Par exemple, en considérant que 400 g d’orge et 100 g de tourteau sont nécessaires pour produire 1 litre de lait, que l’orge autoproduite est estimée à 200 € la tonne et le tourteau à 650 €/t, le coût pour produire 1 litre de lait est de 0,20 € × 0,400 kg = 8 cts en orge et de 0,65 € × 0,100 kg = 6,5 cts en tourteau. L’énergie dans une ration pour vache laitière coûte donc aujourd’hui autant, voire plus que l’azote, ce qui est une situation inédite en élevage en France.

Points clés

• La prise en compte de l’augmentation du coût de production est un élément clé dans la résilience des élevages laitiers face aux hausses actuelles.

• Il peut être tentant de réduire les principales charges variables de façon drastique, mais l’impact peut se révéler plus néfaste que bénéfique sur la rentabilité de l’exploitation.

• Il est nécessaire de continuer à investir dans les frais d’élevage à visée préventive et de maîtriser les frais d’élevage curatifs.

• Les pratiques culturales sont à considérer en tenant compte des aléas météorologiques afin de produire en quantité suffisante des fourrages de qualité.

• Il convient de travailler sur l’âge au premier vêlage et sur le taux de réforme pour maîtriser la taille du cheptel.

Encadré 2 : EXEMPLE DE CALCUL DU POTENTIEL LAITIER DU TROUPEAU

Le calcul est réalisé sur la base d’une exploitation type qui produit 500 000 litres de lait par an avec environ 60 vaches laitières (tableau). Dans la première situation, dite “économique”, la production est assurée par le nombre de vaches, en limitant au maximum l’achat de concentrés, sans chercher à atteindre le plein potentiel laitier du troupeau. Dans la seconde situation, dite “productiviste”, le plein potentiel laitier des animaux est exploité au maximum, sans pour autant être incohérent du point de vue du rationnement et des achats.

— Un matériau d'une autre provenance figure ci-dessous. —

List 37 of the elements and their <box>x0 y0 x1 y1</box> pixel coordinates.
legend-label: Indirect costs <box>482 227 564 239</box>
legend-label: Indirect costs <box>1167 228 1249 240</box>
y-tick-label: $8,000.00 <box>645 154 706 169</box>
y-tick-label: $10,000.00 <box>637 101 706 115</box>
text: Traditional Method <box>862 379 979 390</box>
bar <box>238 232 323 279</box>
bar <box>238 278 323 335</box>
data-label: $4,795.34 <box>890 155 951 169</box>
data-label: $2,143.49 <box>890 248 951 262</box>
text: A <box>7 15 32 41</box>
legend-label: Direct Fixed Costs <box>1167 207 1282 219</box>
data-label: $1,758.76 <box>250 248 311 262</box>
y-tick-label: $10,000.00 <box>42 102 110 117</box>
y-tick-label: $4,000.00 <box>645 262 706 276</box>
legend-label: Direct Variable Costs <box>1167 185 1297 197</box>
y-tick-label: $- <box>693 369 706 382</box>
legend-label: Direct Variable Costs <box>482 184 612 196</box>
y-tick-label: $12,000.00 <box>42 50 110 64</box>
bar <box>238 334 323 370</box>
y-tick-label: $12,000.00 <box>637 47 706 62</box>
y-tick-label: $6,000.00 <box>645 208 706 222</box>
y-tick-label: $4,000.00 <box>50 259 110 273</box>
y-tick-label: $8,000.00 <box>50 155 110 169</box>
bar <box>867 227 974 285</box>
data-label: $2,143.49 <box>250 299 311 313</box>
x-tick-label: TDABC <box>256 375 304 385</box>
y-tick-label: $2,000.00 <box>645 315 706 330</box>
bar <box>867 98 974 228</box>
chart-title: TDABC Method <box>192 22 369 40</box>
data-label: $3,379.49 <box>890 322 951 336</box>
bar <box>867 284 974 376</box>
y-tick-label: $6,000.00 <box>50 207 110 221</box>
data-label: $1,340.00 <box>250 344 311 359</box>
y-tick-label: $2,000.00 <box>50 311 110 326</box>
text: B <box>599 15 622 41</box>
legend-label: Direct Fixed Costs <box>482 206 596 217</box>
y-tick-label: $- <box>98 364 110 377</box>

• Partie production : elle repose sur le droit à produire et la valorisation de la production individuelle moyenne. Si le potentiel laitier de chaque animal est augmenté de 400 litres, à ration de base égale, il convient de concentrer davantage la ration totale. En considérant que 1 kg de concentré équilibré permet de produire théoriquement 2 litres de lait*, il est nécessaire de donner 200 kg de concentrés en plus par animal pour passer de 8 000 à 8 400 litres de potentiel.

• Partie prétroupeau : pour la productivité, les coûts liés au prétroupeau doivent également être pris en compte. En travaillant sur l’âge au premier vêlage et sur le taux de renouvellement, donc sur la prévention sanitaire et le bien-être animal notamment, il est possible d’économiser de façon substantielle. Les frais d’élevage d’une génisse diffèrent beaucoup d’une situation à l’autre, mais les publications sur le sujet estiment qu’une génisse laitière coûte au total entre 1 200 et 1 800 € à l’éleveur, soit environ 1 500 € en moyenne [4]. Ces dépenses englobent les frais d’élevage, d’alimentation et vétérinaires, la mécanisation et le foncier. La part liée au travail (Mutualité sociale agricole et masse salariale) représenterait en moyenne 200 € de surplus environ.

• Partie pâture : dans le cas d’un élevage offrant un pâturage aux vaches et aux génisses, en considérant un chargement moyen à 1 unité gros bovin (UGB) par hectare pour les adultes et 1,2 UGB par hectare pour les génisses, une économie de 12 hectares apparaît entre la situation économique et la situation productiviste. Ces hectares peuvent alors servir à produire du fourrage en plus afin de sécuriser les quantités ou être valorisés en productions végétales pour la commercialisation de céréales, par exemple.

* Le contrôle laitier considère que 1 kg de concentré permet de produire 2,2 litres de lait : le calcul est basé sur les unités fourragères lait (UFL), en prenant 1 UFL par kilo de concentré et 0,44 UFL par litre de lait produit.

CONCLUSION

Si les pistes mentionnées dans cet article ne sont pas nouvelles, elles sont toutefois plus que jamais d’actualité. À l’heure où le moindre choix technique entraîne des conséquences économiques beaucoup plus importantes qu’auparavant, il est du devoir du conseiller en élevage d’aider l’éleveur à s’y retrouver. Le vétérinaire rural doit être au fait de ces notions afin d’accompagner sa clientèle dans cette période inédite. Avec du bon sens et une connaissance fine de l’exploitation suivie, il est possible de profiter de ces questionnements pour aiguiller l’éleveur vers les bons choix pour son exploitation.